决断确已下定,可一想到那需要割舍的庞大家业,心头仍不免阵阵抽紧,那代价实在太沉重了。
他沉默片刻,声音里带着一丝若有若无的自嘲,又仿佛想在林远这里寻求最后的确认,“难道……就真的一点转圜的余地都没有了?我们可是已经把大部分产业都交出去了。”
“娄先生,如今是工人的天下。”
林远的话清晰而冷静,不留太多幻想的空间,“就算您声称全部交出去,会有人真心相信吗?他们的目标只会是更多,直到彻底……尘埃落定。

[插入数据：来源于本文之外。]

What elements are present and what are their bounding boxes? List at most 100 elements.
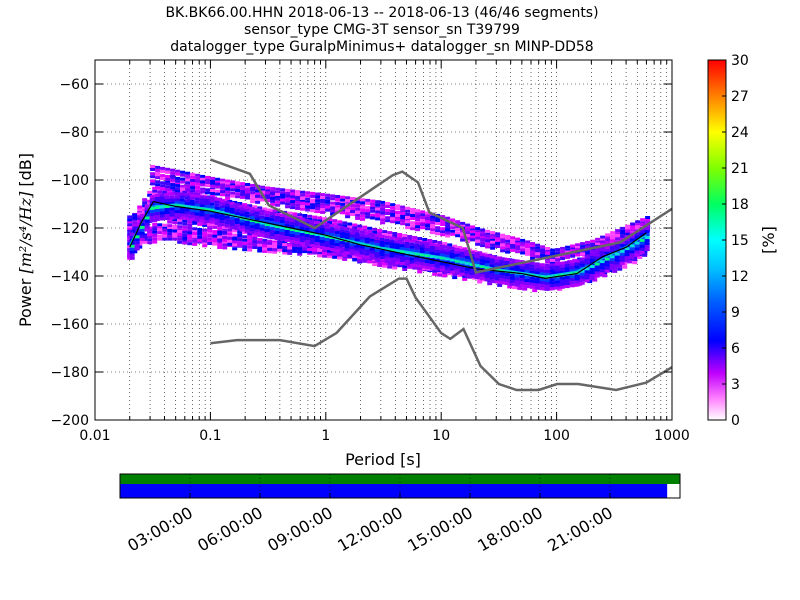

趁现在上面的注意力还没完全聚焦过来,及早脱身,方为上策。再晚,恐怕到时想走都难。”
娄半城的目光更深沉了,“即便走,国内之大,眼下对我们这类人,怕是难有立足之地了。又能往哪里去?”
“香港,目前或许是个不错的选择。那里是英国人的殖民地,各方势力盘根错节,水是浑了些,但正因如此,反而有辗转腾挪的空间,未必不能重新打下一片天地。娄先生以为呢?”
此言一出,娄半城眼底最后一丝疑虑被惊讶取代。
连他暗中考量许久的退路,这年轻人都能一语道破?他果然没找错人。
内心的震动缓缓平复,一个更深沉的问题浮了上来,带着难以掩饰的眷恋。
他轻声问,像是在问林远,又像是在问自己,“林远,依你看,我这一走……将来,还有机会回来吗?” 故土难离,若非万不得已,谁愿颠沛流离?
“能回。”林远的回答异常肯定,随即又给出了一个模糊却充满希望的时间尺度,“只是短期内绝无可能。我推测,十数年,乃至二十年后,应当差不多了。”
娄半城缓缓向后,靠进宽大的椅背里,手指无意识地摩挲着温热的茶杯边缘,眼神投向窗外浓得化不开的夜色,仿佛想穿透这片迷雾,看清十几年后的未来
林远方才的每一句话,都精准地敲在他的心坎上。
其眼光之毒辣,思虑之周详,甚至比他身边一些幕僚更为老练、果决。
这绝不是一个普通青年工人能有的见识和格局。
书房里陷入长久的寂静。
约莫半盏茶的功夫,娄半城低沉的声音才打破了书房的沉寂。